A cena aconteceu na entrada da 14ª Delegacia de Polícia (DP), no Leblon. Um policial militar queria comunicar um flagrante e deparou com uma moça bem vestida, de salto alto, com longos cabelos louros, próxima à porta. "Tenho de falar com o delegado", disse. "Pois não", respondeu ela. "Preciso falar com o delegado", insistiu. "Sou eu", repetiu ela. "Ah, não imaginava, doutora!", desculpou-se o PM. Episódios como esse são comuns na rotina de pessoas como Renata Montenegro, 29 anos, integrante da turma de novos delegados que, neste mês, completa um ano na Polícia Civil do Rio de Janeiro. Com idade entre 26 e 40 anos, eles se destacaram em um concurso disputadíssimo e desde então arriscam a vida para combater o crime na cidade e sonham em mudar a imagem da corporação. Dos 9 216 bacharéis em direito inscritos no último concurso, só 64 foram aprovados (44 homens e vinte mulheres), embora houvesse 100 vagas. Para se ter uma noção da dificuldade, a relação de candidatos por vaga – 92,1 – foi bem acima dos 27,1 que o curso de medicina da UFRJ, o mais concorrido da instituição, teve no último vestibular.
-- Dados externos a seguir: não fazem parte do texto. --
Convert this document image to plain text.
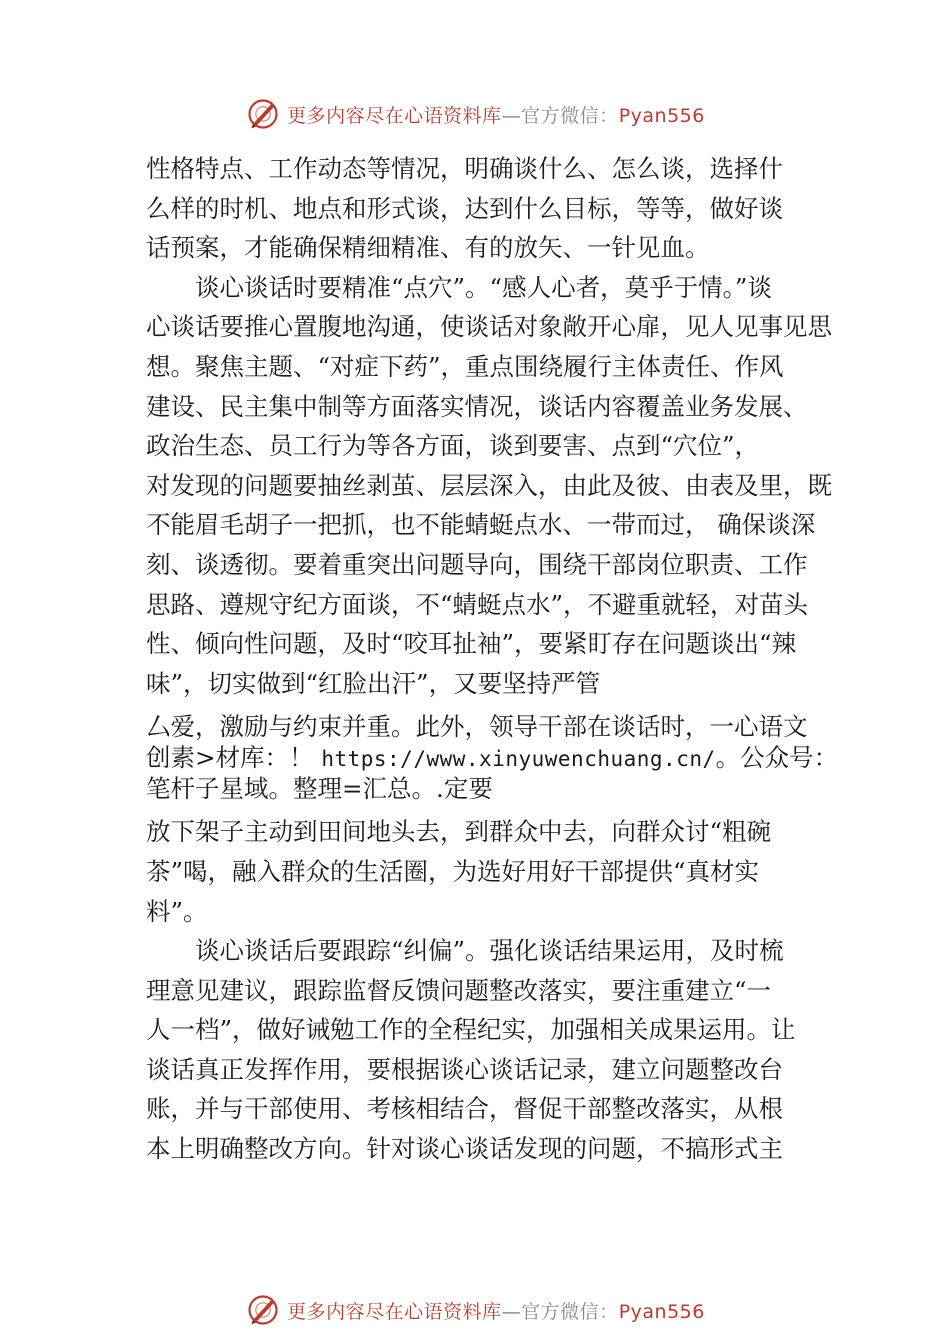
更多内容尽在心语资料库—官方微信：Pyan556
性格特点、工作动态等情况，明确谈什么、怎么谈，选择什
么样的时机、地点和形式谈，达到什么目标，等等，做好谈
话预案，才能确保精细精准、有的放矢、一针见血。
谈心谈话时要精准“点穴”。“感人心者，莫乎于情。”谈
心谈话要推心置腹地沟通，使谈话对象敞开心扉，见人见事见思
想。聚焦主题、“对症下药”，重点围绕履行主体责任、作风
建设、民主集中制等方面落实情况，谈话内容覆盖业务发展、
政治生态、员工行为等各方面，谈到要害、点到“穴位”，
对发现的问题要抽丝剥茧、层层深入，由此及彼、由表及里，既
不能眉毛胡子一把抓，也不能蜻蜓点水、一带而过， 确保谈深
刻、谈透彻。要着重突出问题导向，围绕干部岗位职责、工作
思路、遵规守纪方面谈，不“蜻蜓点水”，不避重就轻，对苗头
性、倾向性问题，及时“咬耳扯袖”，要紧盯存在问题谈出“辣
味”，切实做到“红脸出汗”，又要坚持严管
⼛爱，激励与约束并重。此外，领导干部在谈话时，一心语文
创素>材库：！ https://www.xinyuwenchuang.cn/。公众号：
笔杆子星域。整理=汇总。.定要
放下架子主动到田间地头去，到群众中去，向群众讨“粗碗
茶”喝，融入群众的生活圈，为选好用好干部提供“真材实
料”。
谈心谈话后要跟踪“纠偏”。强化谈话结果运用，及时梳
理意见建议，跟踪监督反馈问题整改落实，要注重建立“一
人一档”，做好诫勉工作的全程纪实，加强相关成果运用。让
谈话真正发挥作用，要根据谈心谈话记录，建立问题整改台
账，并与干部使用、考核相结合，督促干部整改落实，从根
本上明确整改方向。针对谈心谈话发现的问题，不搞形式主
更多内容尽在心语资料库—官方微信：Pyan556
Treinos com fuzis e curso de rapel
Formada em direito pela Universidade Cândido Mendes, a delegada assistente da 9ª DP (Catete), Daniela Rebelo, 32 anos, sempre quis ser policial. Em um de seus plantões na delegacia do Leblon, onde já trabalhou, precisou pular o balcão para render um suspeito que se aproveitara do descuido de um policial e tentava lhe roubar a arma. Em outra ocasião, impediu que um preso se enforcasse na cela da delegacia. Treina tiros com fuzis M-16 regularmente e já fez um curso de rapel oferecido pela Acadepol.
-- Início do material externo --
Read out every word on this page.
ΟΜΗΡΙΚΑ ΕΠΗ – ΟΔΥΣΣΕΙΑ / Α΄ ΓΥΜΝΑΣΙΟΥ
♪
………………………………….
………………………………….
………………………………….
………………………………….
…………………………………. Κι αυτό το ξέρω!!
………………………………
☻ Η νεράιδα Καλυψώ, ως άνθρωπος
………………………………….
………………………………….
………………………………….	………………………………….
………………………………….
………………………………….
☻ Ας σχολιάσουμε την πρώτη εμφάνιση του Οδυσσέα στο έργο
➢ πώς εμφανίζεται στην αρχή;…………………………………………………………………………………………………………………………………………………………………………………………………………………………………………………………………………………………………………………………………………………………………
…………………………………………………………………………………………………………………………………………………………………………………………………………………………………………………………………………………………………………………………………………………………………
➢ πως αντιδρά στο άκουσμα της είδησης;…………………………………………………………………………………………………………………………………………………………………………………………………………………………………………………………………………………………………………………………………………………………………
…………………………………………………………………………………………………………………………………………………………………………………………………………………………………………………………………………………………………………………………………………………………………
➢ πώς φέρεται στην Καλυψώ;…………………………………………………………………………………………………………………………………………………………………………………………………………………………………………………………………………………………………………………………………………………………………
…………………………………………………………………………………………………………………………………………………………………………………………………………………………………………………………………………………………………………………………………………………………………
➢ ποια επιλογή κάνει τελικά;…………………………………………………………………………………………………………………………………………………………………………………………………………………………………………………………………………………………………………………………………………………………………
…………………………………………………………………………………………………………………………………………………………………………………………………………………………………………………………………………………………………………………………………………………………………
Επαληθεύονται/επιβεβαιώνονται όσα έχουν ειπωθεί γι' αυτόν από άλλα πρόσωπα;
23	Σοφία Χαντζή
A carreira dos aprovados começa com o cargo de delegado adjunto, que significa plantões de 24 horas seguidos por 72 horas de folga. "É nosso lugar mais importante, nossa porta de entrada", destaca o recém-empossado chefe da Polícia Civil, Allan Turnowski. "Eles chegam com ímpeto, preparados juridicamente, e recebem a população como gostariam de ser tratados." Ali deparam com problemas sociais corriqueiros, mas também com verdadeiras barbáries. "É impossível ser a mesma pessoa depois de um ano de polícia", descobriu Renata Montenegro.
Em um estado onde em 2008 foram registrados 5 717 homicídios dolosos, os iniciantes passam em cada plantão por novas e inusitadas situações. Logo que começou a trabalhar na 5ª DP (Mem de Sá), sua lotação inicial, Renata foi obrigada a pôr o distintivo no peito e a sair com a pistola PT 940 – arma da corporação – na cintura. Um motoboy acabara de ser morto no Morro Azul, no Flamengo, e a suspeita recaía sobre PMs. Moradores fecharam uma rua e incendiaram carros. "Fui colher informações e precisei enfrentar a população enfurecida", lembra ela, filha de um médico e de uma funcionária pública que até então nunca havia posto os pés numa delegacia.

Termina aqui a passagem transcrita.